Ada dua rasio yang berkaitan dengan pengangguran, yaitu :
·   Dependency ratio, rasio ini menggambarkan seberapa besar beban secara ekonomi yang sebenarnya ditanggung oleh penduduk usia kerja terhadap penduduk diluar usia kerja.
·   Tingkat partisipasi angkatan kerja, adalah rasio yang mengukur seberapa besar dari penduduk yang berada dalam usia kerja yang benar-benar merupakan angkatan kerja.

b.   Factor-faktor penyebab terjadinya pengangguran
·   Besarnya Angkatan Kerja Tidak Seimbang dengan Kesempatan Kerja Ketidakseimbangan terjadi apabila jumlah angkatan kerja lebih besar daripada kesempatan kerja yang tersedia.

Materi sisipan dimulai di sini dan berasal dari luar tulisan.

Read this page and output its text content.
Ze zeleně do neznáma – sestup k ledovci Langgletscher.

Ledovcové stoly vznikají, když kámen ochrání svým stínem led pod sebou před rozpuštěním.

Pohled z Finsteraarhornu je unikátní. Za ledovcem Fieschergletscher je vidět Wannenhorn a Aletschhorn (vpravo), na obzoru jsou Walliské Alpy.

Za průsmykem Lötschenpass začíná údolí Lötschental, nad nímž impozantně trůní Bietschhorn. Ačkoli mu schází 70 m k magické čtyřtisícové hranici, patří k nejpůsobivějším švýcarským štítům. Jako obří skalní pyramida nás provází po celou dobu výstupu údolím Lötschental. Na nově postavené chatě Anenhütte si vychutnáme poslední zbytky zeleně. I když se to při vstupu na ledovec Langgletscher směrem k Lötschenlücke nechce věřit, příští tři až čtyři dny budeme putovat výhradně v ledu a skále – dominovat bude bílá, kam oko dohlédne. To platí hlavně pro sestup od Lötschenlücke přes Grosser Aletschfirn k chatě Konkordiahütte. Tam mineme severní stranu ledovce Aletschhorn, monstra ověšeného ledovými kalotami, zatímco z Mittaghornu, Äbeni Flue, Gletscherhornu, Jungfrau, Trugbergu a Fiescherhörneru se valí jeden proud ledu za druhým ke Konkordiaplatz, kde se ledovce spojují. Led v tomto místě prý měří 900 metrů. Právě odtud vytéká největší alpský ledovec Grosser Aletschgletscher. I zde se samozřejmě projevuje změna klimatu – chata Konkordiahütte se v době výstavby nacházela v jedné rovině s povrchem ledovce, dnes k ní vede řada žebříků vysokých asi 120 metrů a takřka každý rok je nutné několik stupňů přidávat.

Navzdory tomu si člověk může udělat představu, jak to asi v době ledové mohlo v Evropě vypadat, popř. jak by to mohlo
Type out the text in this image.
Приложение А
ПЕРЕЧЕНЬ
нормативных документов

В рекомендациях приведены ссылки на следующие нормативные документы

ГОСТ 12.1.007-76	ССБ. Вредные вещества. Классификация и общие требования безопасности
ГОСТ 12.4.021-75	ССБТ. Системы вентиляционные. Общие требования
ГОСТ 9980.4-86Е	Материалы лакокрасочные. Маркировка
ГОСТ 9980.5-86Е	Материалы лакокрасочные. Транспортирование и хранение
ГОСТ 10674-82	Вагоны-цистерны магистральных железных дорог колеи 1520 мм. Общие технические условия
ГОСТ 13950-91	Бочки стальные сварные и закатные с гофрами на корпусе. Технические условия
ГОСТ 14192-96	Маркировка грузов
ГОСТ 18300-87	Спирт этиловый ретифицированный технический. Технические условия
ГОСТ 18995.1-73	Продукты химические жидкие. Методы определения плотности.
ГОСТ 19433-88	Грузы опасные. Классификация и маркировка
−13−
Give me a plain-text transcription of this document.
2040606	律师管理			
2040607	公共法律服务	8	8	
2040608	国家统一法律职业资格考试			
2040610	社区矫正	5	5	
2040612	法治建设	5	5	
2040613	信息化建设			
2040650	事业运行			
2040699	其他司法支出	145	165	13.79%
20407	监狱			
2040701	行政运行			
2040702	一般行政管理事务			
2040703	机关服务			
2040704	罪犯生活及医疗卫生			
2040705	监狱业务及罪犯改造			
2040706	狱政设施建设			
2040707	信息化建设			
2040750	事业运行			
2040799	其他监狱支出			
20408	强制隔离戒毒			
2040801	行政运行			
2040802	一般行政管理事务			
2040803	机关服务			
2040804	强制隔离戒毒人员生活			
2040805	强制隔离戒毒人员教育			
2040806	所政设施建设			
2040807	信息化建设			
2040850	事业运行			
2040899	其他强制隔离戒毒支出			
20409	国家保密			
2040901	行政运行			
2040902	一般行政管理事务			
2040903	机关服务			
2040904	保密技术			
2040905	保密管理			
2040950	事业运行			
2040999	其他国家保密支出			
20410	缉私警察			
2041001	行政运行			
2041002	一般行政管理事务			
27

Kondisi sebaliknya sangat jarang terjadi.
·   Struktur Lapangan Kerja Tidak Seimbang
·   Kebutuhan jumlah,jenis tenaga terdidik dan penyediaan tenaga terdidik tidak seimbang, apabila kesempatan kerja jumlahnya sama atau lebih besar daripada angkatan kerja, pengangguran belum tentu tidak terjadi. Alasannya, belum tentu terjadi kesesuaian antara tingkat pendidikan yang dibutuhkan dan yang tersedia. Ketidakseimbangan tersebut mengakibatkan sebagian tenaga kerja yang ada tidak dapat mengisi kesempatan kerja yang tersedia.
·   Meningkatnya peranan dan aspirasi Angkatan Kerja Wanita dalam seluruh struktur Angkatan Kerja Indonesia.
·   Penyediaan dan Pemanfaatan Tenaga Kerja antar daerah tidak seimbang, jumlah angkatan kerja disuatu daerah mungkin saja lebih besar dari kesempatan kerja, sedangkan di daerah lainnya dapat terjadi keadaan sebaliknya. Keadaan tersebut dapat mengakibatkan perpindahan tenaga kerja dari suatu daerah ke daerah lain, bahkan dari suatu negara ke negara lainnya.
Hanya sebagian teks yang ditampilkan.